Der Ventilsitzring ist die primäre Wärmebrücke vom Ventilteller in den Zylinderkopf und den Kühlwassermantel. Durch eine bessere Wärmeableitung weg vom Ventilteller reduzieren die neuen Ventilsitz-Werkstoffe die Temperaturen im heißesten Teil des Brennraums und senken so die Gastemperaturen am Ende des Verdichtungstakts. Dadurch erhöht sich der Klopfwiderstand und es wird ein breiterer Zündwinkelbereich für eine effizientere Verbrennung ermöglicht. Außerdem lassen sich die bei später Zündung zum Bauteilschutz der Abgasstrecke notwendige Gemischanreicherung und somit die CO2-Emission reduzieren. Bei Auslassventilen hilft jede Reduzierung der kritischen Temperaturen um 20 °C dabei, den Schritt zur jeweils nächsten, teureren Legierung zu vermeiden.
Die Ventilführung ist der Hauptpfad der Wärmeableitung vom Ventilschaft zum Zylinderkopf.
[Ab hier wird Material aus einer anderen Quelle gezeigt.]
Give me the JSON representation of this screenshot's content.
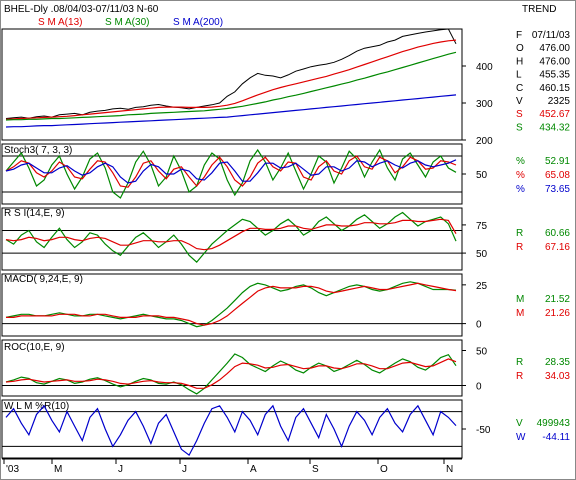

Durch die erhöhte Wärmeleitfähigkeit sorgt das neue HTC Ventilführungsmaterial für lokal niedrigere Temperaturen unterhalb der kritischen Grenze, bei der Ventilschaftdichtungen und Schmierstoffe üblicherweise zu versagen beginnen.
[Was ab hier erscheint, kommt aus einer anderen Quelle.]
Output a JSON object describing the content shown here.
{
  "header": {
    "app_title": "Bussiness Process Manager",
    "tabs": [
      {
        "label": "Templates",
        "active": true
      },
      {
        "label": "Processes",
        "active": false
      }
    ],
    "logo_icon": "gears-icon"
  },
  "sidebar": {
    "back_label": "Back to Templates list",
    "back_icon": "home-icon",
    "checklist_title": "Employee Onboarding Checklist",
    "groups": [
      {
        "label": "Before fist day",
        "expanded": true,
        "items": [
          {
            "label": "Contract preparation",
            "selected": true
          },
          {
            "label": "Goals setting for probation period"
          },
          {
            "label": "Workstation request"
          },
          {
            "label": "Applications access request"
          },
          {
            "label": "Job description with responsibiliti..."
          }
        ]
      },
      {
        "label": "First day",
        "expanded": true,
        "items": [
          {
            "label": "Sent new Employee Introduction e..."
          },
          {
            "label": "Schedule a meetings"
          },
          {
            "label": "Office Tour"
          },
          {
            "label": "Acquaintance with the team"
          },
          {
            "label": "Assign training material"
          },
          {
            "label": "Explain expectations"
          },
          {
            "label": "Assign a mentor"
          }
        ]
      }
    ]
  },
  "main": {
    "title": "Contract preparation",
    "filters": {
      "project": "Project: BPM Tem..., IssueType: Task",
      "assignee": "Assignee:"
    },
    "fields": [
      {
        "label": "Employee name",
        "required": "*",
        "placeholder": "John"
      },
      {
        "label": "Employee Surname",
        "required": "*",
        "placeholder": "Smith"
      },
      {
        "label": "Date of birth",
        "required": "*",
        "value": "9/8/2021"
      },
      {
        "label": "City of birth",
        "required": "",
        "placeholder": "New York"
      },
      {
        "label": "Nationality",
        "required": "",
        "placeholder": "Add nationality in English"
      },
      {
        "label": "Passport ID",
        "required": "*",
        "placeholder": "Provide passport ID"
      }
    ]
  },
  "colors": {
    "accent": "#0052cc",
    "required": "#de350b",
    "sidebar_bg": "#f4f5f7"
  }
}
Die HTC-Werkstoffe kommen als Pulvermetallformulierungen bei Ventilsitzringen und -führungen zum Einsatz. Die Spezifikationen können dabei individuell angepasst werden. Für eine bessere Wärmeableitung beinhaltet die Metallrezeptur für die Ventilsitze Kupferanteile. Ventilführungen, bei denen niedrigere Temperaturen vorherrschen und die zur Ölimprägnierung eine gewisse Porosität benötigen, verfügen über eine Kombination aus freien und einem feinen Netzwerk aus miteinander verbundenen Kupferpartikeln.
Bei Ventilsitzringen aus doppellagigem Verbundwerkstoff ist das Sekundärmaterial des Rings nicht mehr nur ein kostengünstiger Träger für das mit dem Ventilteller in Berührung stehende Funktionselement. Es erfüllt vielmehr eine technische Aufgabe, indem es mehr Wärme vom Ventilkopf ableitet.
Die TIM-Beschichtung verbessert die Wärmeübertragung zwischen dem Ventilsitzring oder der Ventilführung und dem Zylinderkopf deutlich. Sie deckt dazu die Räume zwischen den Rauheiten der beiden Oberflächen ab und reduziert die minimalen Lufteinschlüsse, die normalerweise den Wärmeverlauf beeinträchtigen. So wird die Anpassung an die Zylinderkopfoberfläche optimiert.
„Aufgrund der erfolgreichen Entwicklung der TIM-Beschichtung für den Serieneinsatz kann die Technologie sofort angewandt werden“, sagt Denis Christopherson, Valve Seats and Guides Group Director of R&D, Federal-Mogul Powertrain. „Durch den verbesserten Wärmestrom zwischen Ventilsitzring und Zylinderkopf ermöglicht die Beschichtung die volle Realisierung der Wärmeleitungsvorteile von HTC.“
Tests von Hochleistungs-Turbomotoren mit Direkteinspritzung im Testzentrum von Federal-Mogul Powertrain in Burscheid haben gezeigt, wie effektiv die neuen Werkstoffe ihre Aufgabe erfüllen. Eine Kombination aus HTC- und TIM-Technologien senkte die Höchsttemperatur des Kopfes an der Einlassventilseite um Werte zwischen 26 und 32 °C. Die Verbesserung auf der Auslassventilseite fiel sogar noch deutlicher aus: Bei einem konventionellen Ventil verringerte sich die Höchsttemperatur um bis zu 70 °C, bei einem mit Natrium gefüllten Hohlventil waren es bis zu 67 °C.